If you plan to create a web crawler, whether for a research project, a class project, or as a personal educational project, you should tread carefully and act thoughtfully. Your crawler may have the potential for disrupting the services of another web site, causing extra effort to deal with the invasion of your crawler, or even creating a legal liability for the university. This document describes the UW CSE policy for running web crawlers, contains a few rules you must follow, and offers links to other resources that you may find helpful in constructing and operating your crawler.
An excellent set of guidelines was developed by Martin Koster at the dawn of the web; and they are still relevant today. The highlights in Koster's Guidelines for Robot Writers are:
- Be Accountable - If your actions cause problems, be available to take prompt action in response.
- Test Locally - ...and expand the scope gradually before you unleash your crawler on others.
- Don't hog resources.
- Stay with it - "It's vital to know what your robot is doing, and that it remains under control."
Minimum Requirements for Operating a Web Crawler at UW CSE
If you operate a web crawler on or from the UW CSE network, you must abide by all of the following rules. Failure to follow these rules is considered a misuse of your CSE computer account, and may result in loss of department computing privileges.
- Ensure that your crawler obeys robots.txt conventions.
- Ensure that your crawler does not engage in any of these specific gaffes:
- Failure to respect robots.txt
- This is a common one. Invariably, the crawler designed to process robots.txt, but wasn't properly tested. Victims of a crawl gone wrong can make a good case for collecting monetary damages if they can demonstrate that the crawler failed to respect their robots.txt. It's standard industry practice to respect it, and not to do so is easy to characterize as rogue behaviour.
- Unthrottled crawling
- Site administrators become vexed when a crawler constitutes a large percentage of the traffic on their site. The solution is to ensure that the rate of your your crawl is limited by your own conservative policy, not by thickness of your pipe, the capabilities of the crawler or the urgency of your paper deadline. In one recent instance, a poorly-coded (but fully deployed) web crawler ignorantly used the HTTP 1/1 "keepalive" facility on each crawler connection in an apparent attempt to consume as many resources at the crawled site as possible. CSE itself was once victimized by an unthrottled crawler that found a loop in our document tree, a loop that it blythely followed deeper and deeper to no good purpose. Unfortunately, the cost of each request to our server turns out to be quite strong a function of the depth. It was necessary and effective to filter the requests at the IP level.
- Unrespected cease-and-desist orders
- CSE recently had an incident where a site administrator made it abundantly clear that CSE crawlers, having caused problems on one server, were not welcome at any of her organization's sites. She included a very simple and unambiguous definition of the network block where the organization's servers were to be found. This was energetically conveyed to the research team, who, while they abandoned the crawl of the first site they had hit, then proceeded to crawl other servers within that same network block. The researchers had been told, but they weren't listening. But we still managed to stay out of court.

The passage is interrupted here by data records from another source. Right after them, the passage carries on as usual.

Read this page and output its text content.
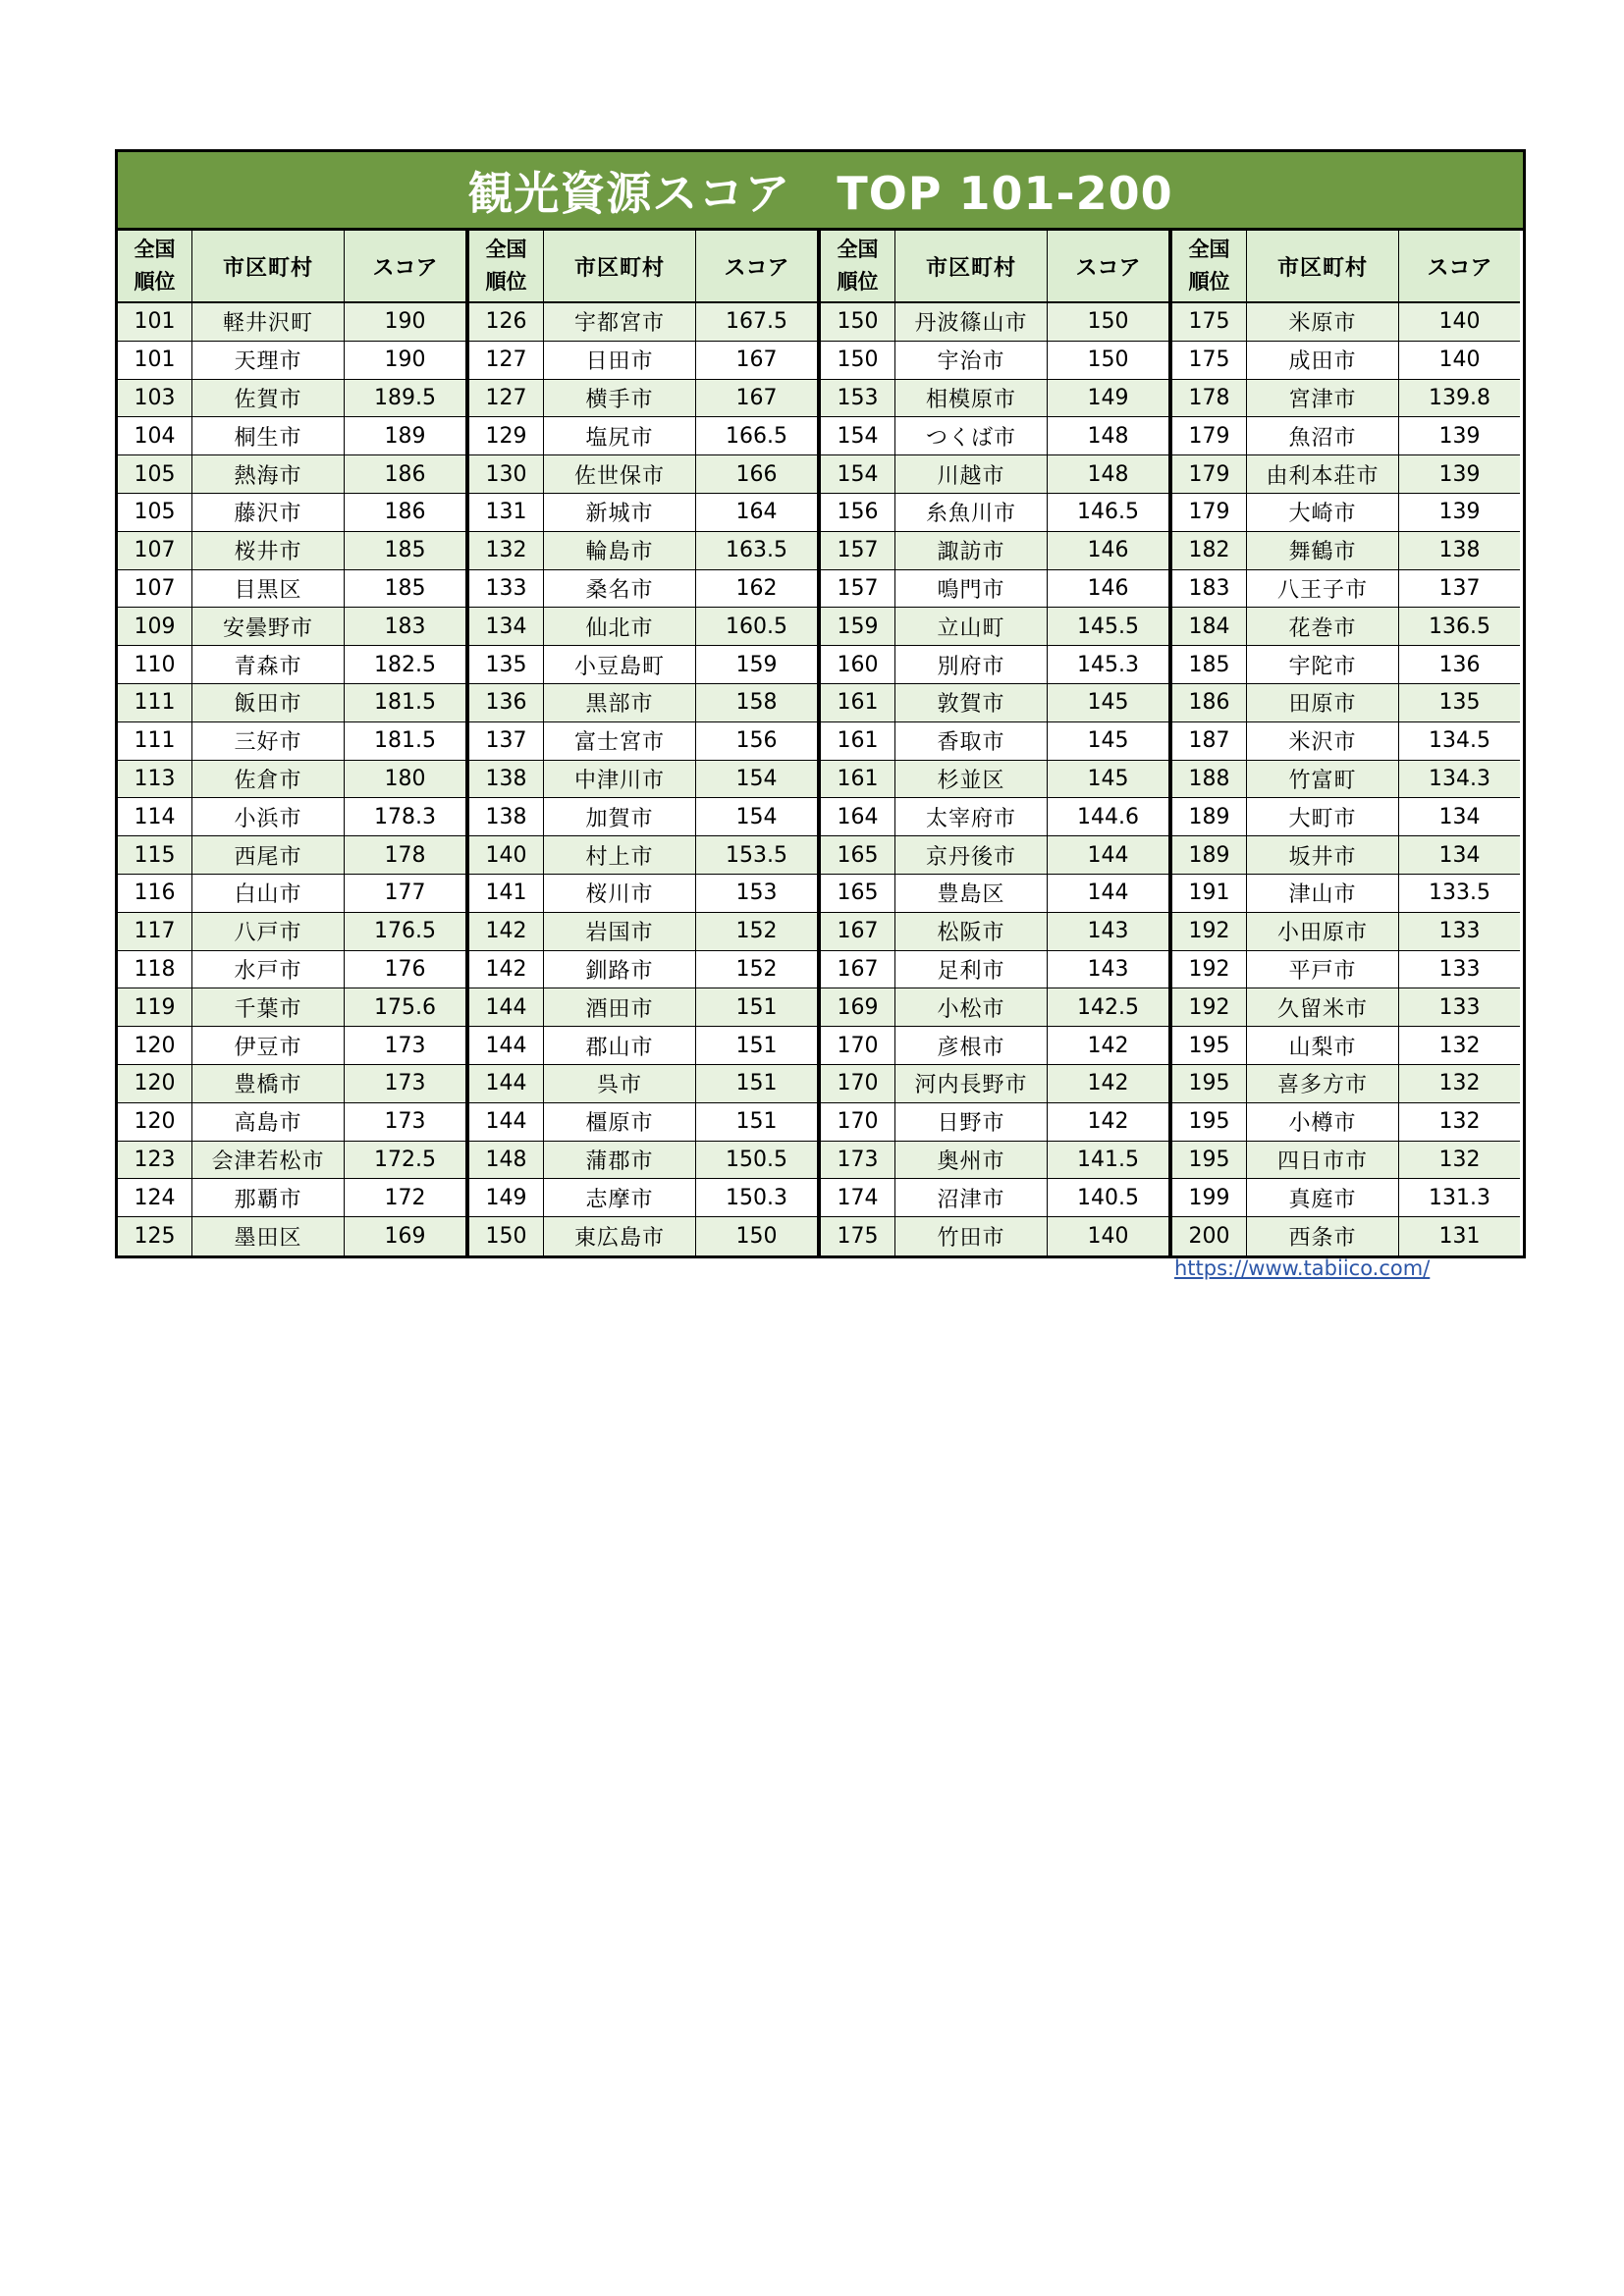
観光資源スコア　TOP 101-200
全国
順位
市区町村	スコア
101	軽井沢町	190
101	天理市	190
103	佐賀市	189.5
104	桐生市	189
105	熱海市	186
105	藤沢市	186
107	桜井市	185
107	目黒区	185
109	安曇野市	183
110	青森市	182.5
111	飯田市	181.5
111	三好市	181.5
113	佐倉市	180
114	小浜市	178.3
115	西尾市	178
116	白山市	177
117	八戸市	176.5
118	水戸市	176
119	千葉市	175.6
120	伊豆市	173
120	豊橋市	173
120	高島市	173
123	会津若松市	172.5
124	那覇市	172
125	墨田区	169
全国
順位
市区町村	スコア
126	宇都宮市	167.5
127	日田市	167
127	横手市	167
129	塩尻市	166.5
130	佐世保市	166
131	新城市	164
132	輪島市	163.5
133	桑名市	162
134	仙北市	160.5
135	小豆島町	159
136	黒部市	158
137	富士宮市	156
138	中津川市	154
138	加賀市	154
140	村上市	153.5
141	桜川市	153
142	岩国市	152
142	釧路市	152
144	酒田市	151
144	郡山市	151
144	呉市	151
144	橿原市	151
148	蒲郡市	150.5
149	志摩市	150.3
150	東広島市	150
全国
順位
市区町村	スコア
150	丹波篠山市	150
150	宇治市	150
153	相模原市	149
154	つくば市	148
154	川越市	148
156	糸魚川市	146.5
157	諏訪市	146
157	鳴門市	146
159	立山町	145.5
160	別府市	145.3
161	敦賀市	145
161	香取市	145
161	杉並区	145
164	太宰府市	144.6
165	京丹後市	144
165	豊島区	144
167	松阪市	143
167	足利市	143
169	小松市	142.5
170	彦根市	142
170	河内長野市	142
170	日野市	142
173	奥州市	141.5
174	沼津市	140.5
175	竹田市	140
全国
順位
市区町村	スコア
175	米原市	140
175	成田市	140
178	宮津市	139.8
179	魚沼市	139
179	由利本荘市	139
179	大崎市	139
182	舞鶴市	138
183	八王子市	137
184	花巻市	136.5
185	宇陀市	136
186	田原市	135
187	米沢市	134.5
188	竹富町	134.3
189	大町市	134
189	坂井市	134
191	津山市	133.5
192	小田原市	133
192	平戸市	133
192	久留米市	133
195	山梨市	132
195	喜多方市	132
195	小樽市	132
195	四日市市	132
199	真庭市	131.3
200	西条市	131
https://www.tabiico.com/
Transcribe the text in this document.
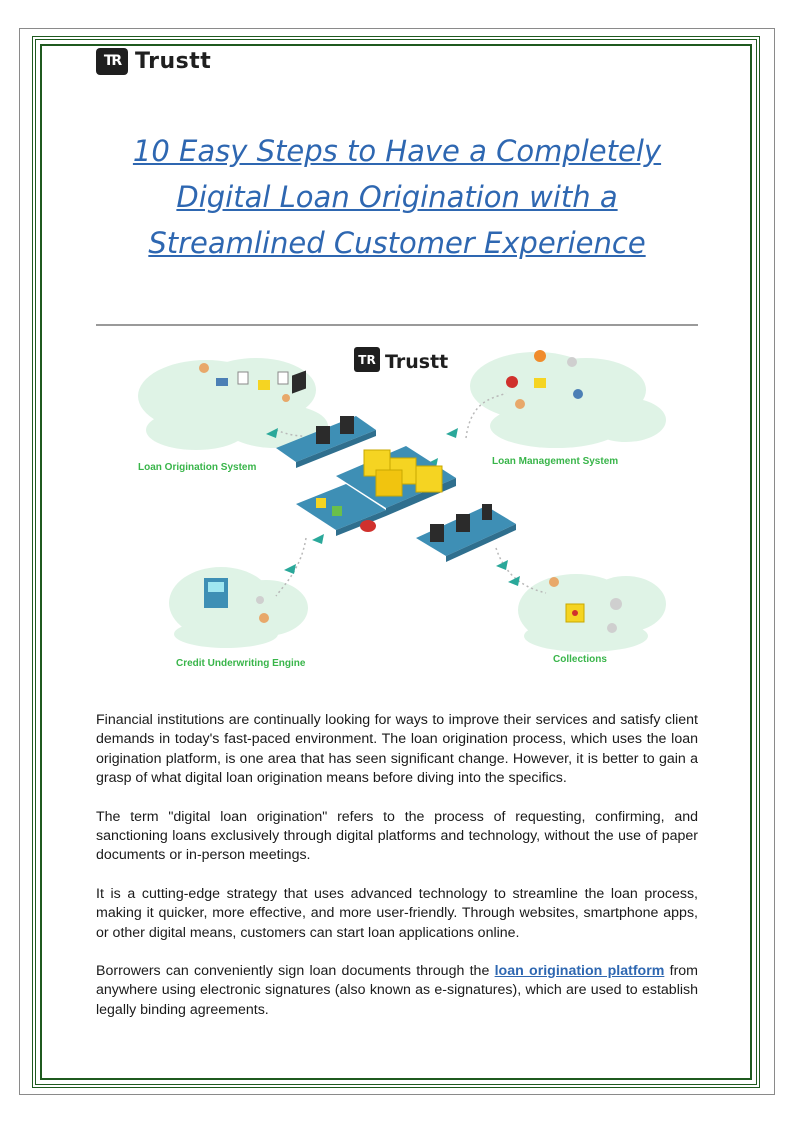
TR Trustt
10 Easy Steps to Have a Completely Digital Loan Origination with a Streamlined Customer Experience
TR Trustt
Loan Origination System
Loan Management System
Credit Underwriting Engine	Collections

Financial institutions are continually looking for ways to improve their services and satisfy client demands in today's fast-paced environment. The loan origination process, which uses the loan origination platform, is one area that has seen significant change. However, it is better to gain a grasp of what digital loan origination means before diving into the specifics.

The term "digital loan origination" refers to the process of requesting, confirming, and sanctioning loans exclusively through digital platforms and technology, without the use of paper documents or in-person meetings.

It is a cutting-edge strategy that uses advanced technology to streamline the loan process, making it quicker, more effective, and more user-friendly. Through websites, smartphone apps, or other digital means, customers can start loan applications online.

Borrowers can conveniently sign loan documents through the loan origination platform from anywhere using electronic signatures (also known as e-signatures), which are used to establish legally binding agreements.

- Missing or faulty contact information
- One CSE research team followed the lab's request to make their contact information readily available, then shortly thereafter disabled the email address because it attracted spam. Experience shows that the darkness of the mood of offended site administrators is a direct function of the time and effort required to contact a responsible party.
- Line up a CSE faculty sponsor for your crawl project, and let us know who that is.
- Provide contact info, so that crawled sites can contact somebody who can expeditiously deal with problems (e.g., a persistent crawler that is bothering their site).
- You must include a working, monitored email address in the "user agent" request header field. Alternatively, you could provide a URL in the header field, as long the resulting page will provide a good email address.
- Monitor the email address provided in the user-agent field, to ensure that appropriate action can be taken promptly.
- Operate a webserver on all hosts involved in the scan as an alternate information forum. Provide a "top-level" URL on that server, with a description of your project including sponsors and contact information. This allows someone who determines the source of robotic scan of their site, to simply check an obvious place for more information (e.g., http://SCANHOST.cs.washington.edu).
- Notify the CS Lab Staff of your crawler. Do this by registering your scan in the CSE Crawler Activity Wiki. We need to know:
- When the crawl is or will be active.
- Which machines are participating.
- Who is responsible for each, including CSE account name(s) and after-hours phone number(s).
- How to shut down the activity if necessary.
- Plus other information included in the Crawler Activity Template.
- Follow the dictum that "the scanee is always right." For example, if they ask us to stop altogether or to otherwise mitigate, we need to do it expeditiously and graciously regardless their robots.txt forbids the scanning, and regardless their request lacks grace or is not correct in every technical detail. And we need to make sure that the information about who has expressed a wish to avoid being scanned is shared among groups, because the scannee doesn't give a whit if it was team A or team B that hosed their site.
- Post any "stop-scanning" requests to the Do Not Scan list (see previous dictum). Also post any other mitigation requests made by site operators.
- Honor all Do Not Scan requests and other mitigation requests that have been requested or posted by others (see previous two items).